Configuring Specialized Agents

We configure multiple specialized agents, each with a clearly scoped responsibility and instruction set.

triage_agent = Agent(
   name="Triage",
   model="gpt-4o-mini",
   instructions="""
Decide which agent should handle the request.
Use SRE for incident response.
Use Comms for customer or executive messaging.
Use HandoffWriter for on-call notes.
Use Critic for review or improvement.
""",
   functions=[search_kb, handoff_to_sre, handoff_to_comms, handoff_to_handoff_writer, handoff_to_critic]
)
 
# Other agents definition...

Running the Orchestration Pipeline

We assemble the full orchestration pipeline that executes triage, specialist reasoning, and critical refinement in sequence.

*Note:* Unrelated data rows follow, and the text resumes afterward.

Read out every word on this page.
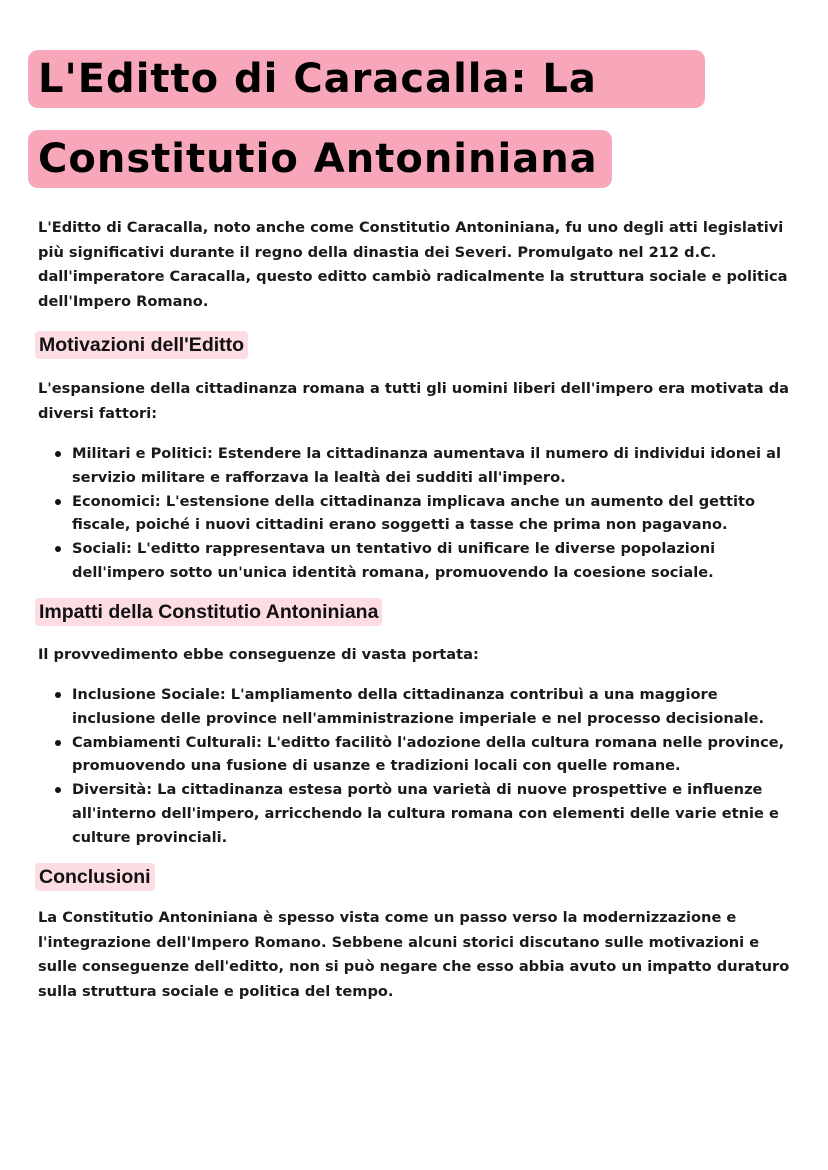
L'Editto di Caracalla: La
Constitutio Antoniniana
L'Editto di Caracalla, noto anche come Constitutio Antoniniana, fu uno degli atti legislativi più significativi durante il regno della dinastia dei Severi. Promulgato nel 212 d.C. dall'imperatore Caracalla, questo editto cambiò radicalmente la struttura sociale e politica dell'Impero Romano.
Motivazioni dell'Editto
L'espansione della cittadinanza romana a tutti gli uomini liberi dell'impero era motivata da diversi fattori:
Militari e Politici: Estendere la cittadinanza aumentava il numero di individui idonei al servizio militare e rafforzava la lealtà dei sudditi all'impero.
Economici: L'estensione della cittadinanza implicava anche un aumento del gettito fiscale, poiché i nuovi cittadini erano soggetti a tasse che prima non pagavano.
Sociali: L'editto rappresentava un tentativo di unificare le diverse popolazioni dell'impero sotto un'unica identità romana, promuovendo la coesione sociale.
Impatti della Constitutio Antoniniana
Il provvedimento ebbe conseguenze di vasta portata:
Inclusione Sociale: L'ampliamento della cittadinanza contribuì a una maggiore inclusione delle province nell'amministrazione imperiale e nel processo decisionale.
Cambiamenti Culturali: L'editto facilitò l'adozione della cultura romana nelle province, promuovendo una fusione di usanze e tradizioni locali con quelle romane.
Diversità: La cittadinanza estesa portò una varietà di nuove prospettive e influenze all'interno dell'impero, arricchendo la cultura romana con elementi delle varie etnie e culture provinciali.
Conclusioni
La Constitutio Antoniniana è spesso vista come un passo verso la modernizzazione e l'integrazione dell'Impero Romano. Sebbene alcuni storici discutano sulle motivazioni e sulle conseguenze dell'editto, non si può negare che esso abbia avuto un impatto duraturo sulla struttura sociale e politica del tempo.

def run_pipeline(user_request: str):
   messages = [{"role": "user", "content": user_request}]
   r1 = client.run(agent=triage_agent, messages=messages, max_turns=8)
   messages2 = r1.messages + [{"role": "user", "content": "Review and improve the last answer"}]
   r2 = client.run(agent=critic_agent, messages=messages2, max_turns=4)
   return r2.messages[-1]["content"]

Conclusion

By establishing a clear pattern for designing agent-oriented systems with OpenAI Swarm, we have demonstrated how to route tasks intelligently and improve output quality via a critic loop. This approach allows us to scale from experimentation to operational use cases.